Comment - Wehring's Way: Beam Inc and its Maker's Mark Gamble
Beam Inc will reduce the abv of Maker's Mark from 45% to 42%
Pick up a bottle of Maker's Mark, and you can't help but notice the attention to detail, the provenance, the history. That's all the more impressive when you learn that the brand is owned by a listed company.
So, when Beam Inc confirmed its intention to reduce the abv of the Bourbon brand yesterday (11 February), from 45% to 42%, the purists of the whisk(e)y world started sharpening their knives. Charges of “throwing away its premium positioning”, and “doing whatever they can to boost near-term profitability” abound this afternoon.
Put bluntly, this appears to be a capacity issue.
It is clear to me that there has been some miscalculation at the Maker's Mark Distillery in Loretto, Kentucky. That miscalculation appears to be driven by the brand's over-performance – volumes up by 30% since 2010 is a pretty pleasant problem to have to deal with.
Were this to be about profit alone, consider this: In 2012, the Jim Beam brand sold around 7m cases. Maker's Mark sold just over 1m. Much as the latter is positioned as one of the company's “Power Brands” - along with the likes of Jim Beam, Sauza, Courvoisier and Teacher's - it is not yet delivering the type of volumes that make it ripe for 'pillaging'. It would have to be going gangbusters in markets like China and/or India.
Let us, then, consider definitions: To qualify as a 'Straight Bourbon', the liquid needs to be aged for at least two years.

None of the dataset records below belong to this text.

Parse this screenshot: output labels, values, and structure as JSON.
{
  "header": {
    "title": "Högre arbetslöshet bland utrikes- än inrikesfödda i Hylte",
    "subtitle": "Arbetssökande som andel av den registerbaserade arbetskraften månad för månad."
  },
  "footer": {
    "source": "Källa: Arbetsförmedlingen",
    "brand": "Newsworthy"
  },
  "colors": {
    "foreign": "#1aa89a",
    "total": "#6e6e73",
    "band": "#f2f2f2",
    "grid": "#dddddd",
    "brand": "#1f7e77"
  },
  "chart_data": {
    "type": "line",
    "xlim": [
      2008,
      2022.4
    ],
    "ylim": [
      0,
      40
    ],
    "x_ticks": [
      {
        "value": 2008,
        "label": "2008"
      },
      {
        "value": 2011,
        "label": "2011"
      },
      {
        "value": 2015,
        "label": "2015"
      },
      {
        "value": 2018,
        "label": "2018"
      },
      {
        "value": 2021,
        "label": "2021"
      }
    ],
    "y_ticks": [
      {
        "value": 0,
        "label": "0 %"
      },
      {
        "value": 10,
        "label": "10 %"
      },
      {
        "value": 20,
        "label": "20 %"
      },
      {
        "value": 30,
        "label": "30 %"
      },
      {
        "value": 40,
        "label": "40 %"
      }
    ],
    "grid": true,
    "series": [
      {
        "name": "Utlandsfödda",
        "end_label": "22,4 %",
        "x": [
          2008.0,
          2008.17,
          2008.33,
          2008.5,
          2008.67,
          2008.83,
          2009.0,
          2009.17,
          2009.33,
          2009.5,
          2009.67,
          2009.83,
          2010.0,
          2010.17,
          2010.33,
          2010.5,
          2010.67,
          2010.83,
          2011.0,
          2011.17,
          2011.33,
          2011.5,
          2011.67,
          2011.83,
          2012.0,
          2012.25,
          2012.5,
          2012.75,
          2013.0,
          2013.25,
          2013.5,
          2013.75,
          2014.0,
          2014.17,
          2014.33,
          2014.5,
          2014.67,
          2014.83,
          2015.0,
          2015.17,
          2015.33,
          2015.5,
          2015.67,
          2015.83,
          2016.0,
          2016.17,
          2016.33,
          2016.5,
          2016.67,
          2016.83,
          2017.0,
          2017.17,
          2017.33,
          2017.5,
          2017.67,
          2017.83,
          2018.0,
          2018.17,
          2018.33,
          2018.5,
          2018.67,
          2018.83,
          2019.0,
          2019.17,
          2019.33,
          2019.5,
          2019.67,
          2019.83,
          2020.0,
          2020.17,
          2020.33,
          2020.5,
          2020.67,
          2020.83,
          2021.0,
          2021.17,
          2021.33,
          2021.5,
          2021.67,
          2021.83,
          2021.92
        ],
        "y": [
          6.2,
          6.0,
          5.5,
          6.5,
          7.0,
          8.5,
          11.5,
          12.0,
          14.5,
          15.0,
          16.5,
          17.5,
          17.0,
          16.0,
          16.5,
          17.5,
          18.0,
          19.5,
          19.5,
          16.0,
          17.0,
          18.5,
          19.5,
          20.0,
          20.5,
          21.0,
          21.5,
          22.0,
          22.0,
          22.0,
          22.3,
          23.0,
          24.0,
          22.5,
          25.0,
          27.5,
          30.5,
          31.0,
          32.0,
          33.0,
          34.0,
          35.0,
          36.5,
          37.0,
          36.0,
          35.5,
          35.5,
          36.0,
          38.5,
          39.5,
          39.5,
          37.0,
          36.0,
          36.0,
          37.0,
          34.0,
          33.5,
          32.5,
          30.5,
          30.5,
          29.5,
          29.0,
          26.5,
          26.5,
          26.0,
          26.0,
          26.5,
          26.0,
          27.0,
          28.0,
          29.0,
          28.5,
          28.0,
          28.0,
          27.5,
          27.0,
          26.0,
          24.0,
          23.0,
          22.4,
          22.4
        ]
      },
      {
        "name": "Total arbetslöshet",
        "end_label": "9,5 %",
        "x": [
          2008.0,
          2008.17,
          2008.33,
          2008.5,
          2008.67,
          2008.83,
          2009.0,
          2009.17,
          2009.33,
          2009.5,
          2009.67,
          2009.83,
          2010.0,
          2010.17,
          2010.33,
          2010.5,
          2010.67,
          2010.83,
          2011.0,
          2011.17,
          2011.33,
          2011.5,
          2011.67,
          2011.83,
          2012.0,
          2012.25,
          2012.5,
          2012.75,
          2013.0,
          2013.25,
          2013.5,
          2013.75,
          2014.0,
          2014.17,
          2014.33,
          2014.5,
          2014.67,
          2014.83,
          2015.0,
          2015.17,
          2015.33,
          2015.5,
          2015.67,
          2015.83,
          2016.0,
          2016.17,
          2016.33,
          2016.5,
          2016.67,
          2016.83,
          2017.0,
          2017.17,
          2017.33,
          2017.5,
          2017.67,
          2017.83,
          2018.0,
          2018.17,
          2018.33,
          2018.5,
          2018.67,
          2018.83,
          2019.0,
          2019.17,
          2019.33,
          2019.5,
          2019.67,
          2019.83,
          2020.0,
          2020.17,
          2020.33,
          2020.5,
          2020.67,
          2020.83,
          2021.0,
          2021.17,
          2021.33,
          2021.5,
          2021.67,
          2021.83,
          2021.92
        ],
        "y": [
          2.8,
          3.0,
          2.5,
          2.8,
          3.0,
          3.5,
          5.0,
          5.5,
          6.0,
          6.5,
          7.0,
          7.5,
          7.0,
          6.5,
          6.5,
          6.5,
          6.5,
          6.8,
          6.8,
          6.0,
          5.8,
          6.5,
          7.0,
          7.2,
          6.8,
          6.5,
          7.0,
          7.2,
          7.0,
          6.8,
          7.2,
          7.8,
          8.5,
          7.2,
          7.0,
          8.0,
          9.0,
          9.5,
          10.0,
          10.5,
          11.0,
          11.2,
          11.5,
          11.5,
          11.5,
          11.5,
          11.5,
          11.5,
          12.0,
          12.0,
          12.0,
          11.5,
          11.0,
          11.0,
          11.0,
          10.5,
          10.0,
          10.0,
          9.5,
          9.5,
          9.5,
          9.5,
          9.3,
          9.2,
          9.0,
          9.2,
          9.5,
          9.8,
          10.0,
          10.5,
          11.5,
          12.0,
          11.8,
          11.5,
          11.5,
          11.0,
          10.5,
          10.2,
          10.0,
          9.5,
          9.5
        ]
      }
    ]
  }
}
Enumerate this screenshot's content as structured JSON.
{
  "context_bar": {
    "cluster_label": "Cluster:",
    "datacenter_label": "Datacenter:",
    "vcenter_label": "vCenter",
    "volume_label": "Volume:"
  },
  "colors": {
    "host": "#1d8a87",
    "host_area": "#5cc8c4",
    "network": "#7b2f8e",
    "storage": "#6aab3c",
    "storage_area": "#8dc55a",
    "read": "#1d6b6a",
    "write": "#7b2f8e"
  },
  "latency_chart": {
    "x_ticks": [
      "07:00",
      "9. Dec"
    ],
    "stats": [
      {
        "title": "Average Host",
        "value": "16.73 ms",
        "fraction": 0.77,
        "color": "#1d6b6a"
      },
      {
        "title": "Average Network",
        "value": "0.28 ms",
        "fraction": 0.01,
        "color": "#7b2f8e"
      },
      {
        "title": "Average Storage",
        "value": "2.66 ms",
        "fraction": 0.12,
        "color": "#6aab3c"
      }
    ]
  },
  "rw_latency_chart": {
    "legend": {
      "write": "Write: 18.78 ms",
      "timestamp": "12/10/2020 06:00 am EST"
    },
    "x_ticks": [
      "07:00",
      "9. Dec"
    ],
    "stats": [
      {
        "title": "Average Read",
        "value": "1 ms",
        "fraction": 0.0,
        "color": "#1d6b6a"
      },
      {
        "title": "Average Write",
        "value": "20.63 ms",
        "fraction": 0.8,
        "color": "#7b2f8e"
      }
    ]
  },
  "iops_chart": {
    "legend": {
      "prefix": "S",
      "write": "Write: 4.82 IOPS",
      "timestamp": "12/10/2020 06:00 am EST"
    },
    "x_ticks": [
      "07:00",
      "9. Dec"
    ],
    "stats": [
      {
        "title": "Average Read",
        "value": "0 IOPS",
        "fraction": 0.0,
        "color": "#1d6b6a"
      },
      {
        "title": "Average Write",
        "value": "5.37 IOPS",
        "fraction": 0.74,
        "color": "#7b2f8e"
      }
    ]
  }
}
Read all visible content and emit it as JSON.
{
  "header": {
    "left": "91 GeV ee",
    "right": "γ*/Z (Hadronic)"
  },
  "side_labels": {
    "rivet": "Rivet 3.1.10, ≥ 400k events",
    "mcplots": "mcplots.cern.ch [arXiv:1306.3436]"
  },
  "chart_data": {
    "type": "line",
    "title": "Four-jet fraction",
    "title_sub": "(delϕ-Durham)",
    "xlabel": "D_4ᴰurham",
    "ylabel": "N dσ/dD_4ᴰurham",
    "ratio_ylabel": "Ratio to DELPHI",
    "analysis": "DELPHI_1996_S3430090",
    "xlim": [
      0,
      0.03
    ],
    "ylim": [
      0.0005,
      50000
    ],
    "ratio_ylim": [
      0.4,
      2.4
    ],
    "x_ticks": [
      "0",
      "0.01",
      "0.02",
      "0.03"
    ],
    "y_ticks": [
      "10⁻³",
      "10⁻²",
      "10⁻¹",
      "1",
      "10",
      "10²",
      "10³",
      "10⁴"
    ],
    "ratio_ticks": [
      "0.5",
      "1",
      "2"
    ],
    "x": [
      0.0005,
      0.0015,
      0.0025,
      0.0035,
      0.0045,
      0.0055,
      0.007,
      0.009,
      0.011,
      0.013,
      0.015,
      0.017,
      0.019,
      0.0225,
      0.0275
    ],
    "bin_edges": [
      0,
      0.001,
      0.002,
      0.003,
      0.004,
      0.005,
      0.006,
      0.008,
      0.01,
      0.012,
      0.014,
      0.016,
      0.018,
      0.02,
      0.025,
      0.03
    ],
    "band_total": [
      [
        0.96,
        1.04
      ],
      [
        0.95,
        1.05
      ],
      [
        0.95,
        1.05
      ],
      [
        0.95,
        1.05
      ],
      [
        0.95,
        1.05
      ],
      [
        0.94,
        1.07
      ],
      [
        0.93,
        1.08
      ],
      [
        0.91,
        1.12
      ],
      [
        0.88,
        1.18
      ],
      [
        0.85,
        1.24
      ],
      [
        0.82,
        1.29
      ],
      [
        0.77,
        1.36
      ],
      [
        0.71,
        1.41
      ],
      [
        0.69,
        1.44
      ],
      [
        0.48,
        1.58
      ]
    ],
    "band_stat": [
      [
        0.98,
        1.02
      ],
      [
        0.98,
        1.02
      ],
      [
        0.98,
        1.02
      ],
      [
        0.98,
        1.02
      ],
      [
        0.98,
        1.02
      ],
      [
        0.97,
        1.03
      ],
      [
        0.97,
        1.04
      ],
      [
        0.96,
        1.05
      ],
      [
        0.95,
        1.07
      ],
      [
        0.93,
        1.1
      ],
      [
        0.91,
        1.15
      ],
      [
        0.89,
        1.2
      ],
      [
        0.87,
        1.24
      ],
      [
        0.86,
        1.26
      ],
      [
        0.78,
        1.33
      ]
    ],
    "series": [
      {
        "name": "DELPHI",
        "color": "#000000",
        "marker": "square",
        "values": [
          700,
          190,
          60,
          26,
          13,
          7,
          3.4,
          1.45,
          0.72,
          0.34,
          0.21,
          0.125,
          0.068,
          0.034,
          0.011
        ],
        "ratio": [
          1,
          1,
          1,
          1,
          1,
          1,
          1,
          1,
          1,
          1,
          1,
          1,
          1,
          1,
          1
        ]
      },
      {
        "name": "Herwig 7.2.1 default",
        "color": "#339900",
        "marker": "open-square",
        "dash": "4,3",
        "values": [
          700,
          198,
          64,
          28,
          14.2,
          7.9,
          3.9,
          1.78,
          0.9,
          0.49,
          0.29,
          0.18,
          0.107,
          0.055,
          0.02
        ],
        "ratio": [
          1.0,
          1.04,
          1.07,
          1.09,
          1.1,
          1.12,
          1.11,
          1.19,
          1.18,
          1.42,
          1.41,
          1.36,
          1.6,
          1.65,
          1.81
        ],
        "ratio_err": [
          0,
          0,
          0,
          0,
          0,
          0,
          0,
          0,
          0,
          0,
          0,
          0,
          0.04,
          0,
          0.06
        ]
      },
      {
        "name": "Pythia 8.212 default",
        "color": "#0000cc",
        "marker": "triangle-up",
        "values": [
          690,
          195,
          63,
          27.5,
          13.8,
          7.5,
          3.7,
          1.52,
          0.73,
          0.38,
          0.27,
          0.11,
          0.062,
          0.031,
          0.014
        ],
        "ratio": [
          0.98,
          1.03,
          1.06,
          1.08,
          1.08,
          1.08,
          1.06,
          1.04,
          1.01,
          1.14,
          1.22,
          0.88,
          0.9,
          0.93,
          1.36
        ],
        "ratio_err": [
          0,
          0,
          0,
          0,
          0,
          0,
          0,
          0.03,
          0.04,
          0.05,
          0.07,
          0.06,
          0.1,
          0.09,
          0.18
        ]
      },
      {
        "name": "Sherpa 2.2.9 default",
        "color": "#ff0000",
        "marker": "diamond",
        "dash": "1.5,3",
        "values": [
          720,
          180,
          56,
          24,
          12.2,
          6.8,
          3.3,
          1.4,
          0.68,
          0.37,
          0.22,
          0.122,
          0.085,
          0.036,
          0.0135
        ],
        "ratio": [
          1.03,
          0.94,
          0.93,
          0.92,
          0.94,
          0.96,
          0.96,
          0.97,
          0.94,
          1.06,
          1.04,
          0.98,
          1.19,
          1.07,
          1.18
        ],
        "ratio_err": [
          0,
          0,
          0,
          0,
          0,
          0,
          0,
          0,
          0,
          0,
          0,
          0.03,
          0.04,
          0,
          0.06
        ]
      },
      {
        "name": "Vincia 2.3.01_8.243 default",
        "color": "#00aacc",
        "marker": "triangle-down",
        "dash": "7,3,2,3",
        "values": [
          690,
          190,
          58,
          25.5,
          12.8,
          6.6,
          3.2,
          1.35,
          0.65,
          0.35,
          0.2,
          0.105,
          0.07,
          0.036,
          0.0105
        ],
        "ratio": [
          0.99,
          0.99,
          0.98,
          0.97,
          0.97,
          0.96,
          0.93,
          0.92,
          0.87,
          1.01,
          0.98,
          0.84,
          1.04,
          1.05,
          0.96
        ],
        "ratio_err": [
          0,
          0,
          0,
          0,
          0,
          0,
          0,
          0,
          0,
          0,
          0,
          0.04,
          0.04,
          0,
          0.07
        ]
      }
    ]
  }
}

Maker's Mark is aged for between five years and nine months, and seven years. Beam is keen to flag that it ages Maker's Mark based on taste, not on legal definition. So, when making the move from 45% to 42%, you can be certain the company will do its utmost to make sure the taste profile is factored in.
And, enough with the 'watered down' accusation. Like Scotch, Irish and - come to think of it – every whisk(e)y category, Bourbon is cut with water as a matter of course. That more water is now being added to Maker's Mark does not mean it's being 'watered down' a whole lot more than before: Working on that basis, it's always been 'watered down'.
My question, ultimately, is this: If you owned a brand that has delivered volume growth of around 60% since 2008 and, as I suspect is the case here, you've been caught out by this success, what would you do with your brand?
In an age where many drinks companies are clinging to price rises to drive their profits, Beam's move isn't quite as offensive as the so-called purists make it out to be.